Generally IS or land brokerage is the more desired path to development, as opposed to landlord/tenant rep, but plenty do jump from that side. 

If you do get an offer for a true development job, and you really really want to work in development, then you should take it. I mean why "two-hop" when you can go direct? 

But, if you really like sales and want to do that, and clearly you do.... Then going the brokerage route may be ideal, just know you need to approach it from a highly committed viewpoint if you want to be successful. five years is a fine time horizon, hopefully any moves will come naturally. 

The grad school thing gets debated plenty, so I'm not going to say much. If you have no job offer, grad school is not worst idea. If you can start now, I don't see it as a negative even if it is "slower". Really hard to predict where office markets will be in 12, 24, and 36 months.

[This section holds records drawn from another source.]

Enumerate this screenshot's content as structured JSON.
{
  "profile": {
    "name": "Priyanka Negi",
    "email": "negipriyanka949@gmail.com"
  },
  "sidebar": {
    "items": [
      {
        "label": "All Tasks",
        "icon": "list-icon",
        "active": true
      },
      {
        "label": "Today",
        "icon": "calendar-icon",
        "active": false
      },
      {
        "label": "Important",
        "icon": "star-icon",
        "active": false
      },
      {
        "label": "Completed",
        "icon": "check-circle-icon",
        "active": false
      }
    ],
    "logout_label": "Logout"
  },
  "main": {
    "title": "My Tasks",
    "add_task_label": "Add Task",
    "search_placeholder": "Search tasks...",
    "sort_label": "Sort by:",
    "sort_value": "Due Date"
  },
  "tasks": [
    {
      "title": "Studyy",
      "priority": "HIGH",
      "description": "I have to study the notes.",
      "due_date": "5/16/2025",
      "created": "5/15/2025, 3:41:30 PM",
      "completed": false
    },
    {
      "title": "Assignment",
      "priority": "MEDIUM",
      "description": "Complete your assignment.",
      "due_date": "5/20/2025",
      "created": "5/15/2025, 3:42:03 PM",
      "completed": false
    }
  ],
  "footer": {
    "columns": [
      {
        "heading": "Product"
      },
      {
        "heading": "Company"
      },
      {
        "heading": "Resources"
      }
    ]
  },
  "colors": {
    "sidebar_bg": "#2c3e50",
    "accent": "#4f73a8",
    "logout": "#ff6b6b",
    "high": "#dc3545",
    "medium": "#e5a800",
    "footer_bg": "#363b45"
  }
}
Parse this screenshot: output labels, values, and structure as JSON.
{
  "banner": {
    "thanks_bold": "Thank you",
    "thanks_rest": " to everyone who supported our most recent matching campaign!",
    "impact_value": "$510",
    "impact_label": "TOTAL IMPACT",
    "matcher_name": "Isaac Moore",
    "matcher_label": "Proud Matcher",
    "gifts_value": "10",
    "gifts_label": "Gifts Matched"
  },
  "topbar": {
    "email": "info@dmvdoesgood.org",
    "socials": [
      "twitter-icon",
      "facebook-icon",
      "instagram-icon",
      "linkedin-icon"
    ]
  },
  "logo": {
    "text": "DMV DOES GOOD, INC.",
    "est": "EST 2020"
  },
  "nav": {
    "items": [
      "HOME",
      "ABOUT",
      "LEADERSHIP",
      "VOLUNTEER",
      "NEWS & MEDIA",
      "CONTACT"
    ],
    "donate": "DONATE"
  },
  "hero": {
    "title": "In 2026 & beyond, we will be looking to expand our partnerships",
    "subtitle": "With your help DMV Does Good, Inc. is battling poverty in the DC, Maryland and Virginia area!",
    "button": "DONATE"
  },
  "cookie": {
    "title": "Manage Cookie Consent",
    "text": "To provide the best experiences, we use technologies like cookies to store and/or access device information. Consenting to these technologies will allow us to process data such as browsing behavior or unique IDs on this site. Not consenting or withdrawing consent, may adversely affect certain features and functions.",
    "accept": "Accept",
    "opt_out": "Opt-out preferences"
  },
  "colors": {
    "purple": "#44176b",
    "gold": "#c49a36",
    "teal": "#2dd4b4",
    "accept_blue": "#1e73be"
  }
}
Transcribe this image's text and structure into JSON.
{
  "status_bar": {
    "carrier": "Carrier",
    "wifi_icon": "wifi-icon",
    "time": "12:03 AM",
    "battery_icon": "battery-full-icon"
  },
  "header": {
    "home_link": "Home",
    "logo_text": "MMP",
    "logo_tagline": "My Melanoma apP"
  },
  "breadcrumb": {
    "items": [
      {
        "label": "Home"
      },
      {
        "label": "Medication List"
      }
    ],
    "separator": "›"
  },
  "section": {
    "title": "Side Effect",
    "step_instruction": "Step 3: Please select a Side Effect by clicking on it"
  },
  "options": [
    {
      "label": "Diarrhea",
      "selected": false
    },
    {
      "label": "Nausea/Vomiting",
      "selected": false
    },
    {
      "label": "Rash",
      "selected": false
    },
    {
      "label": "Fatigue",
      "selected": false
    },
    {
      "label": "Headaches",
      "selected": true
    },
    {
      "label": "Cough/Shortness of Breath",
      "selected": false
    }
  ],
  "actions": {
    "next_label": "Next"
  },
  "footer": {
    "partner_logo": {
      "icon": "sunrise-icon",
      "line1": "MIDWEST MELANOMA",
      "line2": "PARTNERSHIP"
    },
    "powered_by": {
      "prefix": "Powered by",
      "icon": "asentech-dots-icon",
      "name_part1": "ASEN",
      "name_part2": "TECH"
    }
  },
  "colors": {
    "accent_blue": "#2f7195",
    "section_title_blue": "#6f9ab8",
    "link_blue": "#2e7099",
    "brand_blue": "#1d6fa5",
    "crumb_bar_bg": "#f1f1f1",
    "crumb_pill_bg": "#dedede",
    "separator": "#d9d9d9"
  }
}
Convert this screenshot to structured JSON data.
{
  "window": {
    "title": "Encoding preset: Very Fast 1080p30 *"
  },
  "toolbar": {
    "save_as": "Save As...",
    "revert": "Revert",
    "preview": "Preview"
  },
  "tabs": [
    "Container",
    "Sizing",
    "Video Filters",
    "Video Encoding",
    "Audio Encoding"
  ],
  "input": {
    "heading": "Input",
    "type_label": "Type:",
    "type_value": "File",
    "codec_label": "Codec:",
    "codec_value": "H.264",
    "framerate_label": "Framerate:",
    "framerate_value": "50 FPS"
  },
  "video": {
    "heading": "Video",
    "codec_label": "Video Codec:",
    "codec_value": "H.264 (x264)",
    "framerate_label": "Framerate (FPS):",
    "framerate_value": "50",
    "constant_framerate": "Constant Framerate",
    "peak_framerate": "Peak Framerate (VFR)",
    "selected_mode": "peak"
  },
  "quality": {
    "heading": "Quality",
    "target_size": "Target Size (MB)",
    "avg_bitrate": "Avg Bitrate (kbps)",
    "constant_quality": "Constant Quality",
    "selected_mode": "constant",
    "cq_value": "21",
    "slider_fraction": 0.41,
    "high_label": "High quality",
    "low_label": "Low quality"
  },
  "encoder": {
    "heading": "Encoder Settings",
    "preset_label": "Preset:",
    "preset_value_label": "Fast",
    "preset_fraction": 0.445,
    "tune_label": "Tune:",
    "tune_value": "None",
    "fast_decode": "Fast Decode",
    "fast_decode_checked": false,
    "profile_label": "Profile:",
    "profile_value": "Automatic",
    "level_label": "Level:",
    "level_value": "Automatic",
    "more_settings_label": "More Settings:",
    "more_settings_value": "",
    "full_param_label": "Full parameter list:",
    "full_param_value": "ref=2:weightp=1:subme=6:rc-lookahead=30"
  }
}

There is a good chance that 2023 will be a big year once all this is over, maybe even 2022. Even in down markets, brokers make fees on renewals and sublets, and frankly I think entering in bad times is great for learning (I had a major positive shift as a result of the 08 GFC), and a lot of friends who started in 08-10 are now mega successful and they are not stressing this period as bad as those who started in 2015 onward. 

Long story, simple answer, take the best job offer you get (with grad school as fallback plan)

 

There are so many ways to being a developer. People have become developers after taking all the paths you listed above, it really isn’t as straightforward as it would seem, it’s a journey. As more experienced users here will tell you, make connections, learn the business and start taking practical steps that will pay off down the line. 
Actually started a thread like this, look it up - the one guy gave a very detailed response that answers your questions.

 

I’m that guy, OP here is the thread: https://www.wallstreetoasis.com/forums/running-your-own-shop

As everyone has weighed in, the path to development is often unconventional and is not super defined. In terms of the best path or place to start one clarification worth pointing out is to consider what product type you are specializing in. If you are interested in office, retail or industrial development then a high volume brand name brokerage firm makes more sense as tenant relationships drive a lot of the value of a development.

That being said, the best starting place to learn how to run a development shop is in development.  A large versus small firm comes with trade offs (which are well documented on this site) but I wouldn’t count yourself out on landing an analyst position without an MBA. It is certainly competitive (mainly because there aren’t many spots) but there are firms that will recruit directly out of undergrad.

 

Okay thank you for that distinction. If that is the case a position at a high volume brokerage shop is still a great place to start but not as valuable if you wanted to go into the other product types.

Pretty much everyone starts as either an analyst or associate depending on your previous experience seniority. 

Keep in mind acquisitions are just one element of development. One thing to consider is if you enjoy the process of development or just the acquisitions element. Filling your pipeline is really important to any shop but ultimately development is about execution so if you only like the buying process you’d need to partner with someone with heavy operations experience (likely with heavy background in the design, entitlement or construction phase).

 

IS to development associate is your best bet to learning the ropes in development within 10 years. Large shop, small shop, it doesn’t matter much in my opinion, just get yourself a job in the industry and you’re on your way. Development is not rocket science, there are just thousands of aspects to the job that you need to know.
No offense but unless you have at least $10mm in net worth and $1mm liquidity it will be very difficult to start a shop on your own. The knowledge is the easy part. Finding the balance sheet to sign the guarantee so the bank will lend to you is the hard part. Best advice is to find a rich partner who doesn’t want to do the leg work but will sign the docs. That or start in LIHTC

 

Would you consider converting a single family into a multifamily (2-4 units) development? Because that's basically what I'm dealing with now on a personal deal.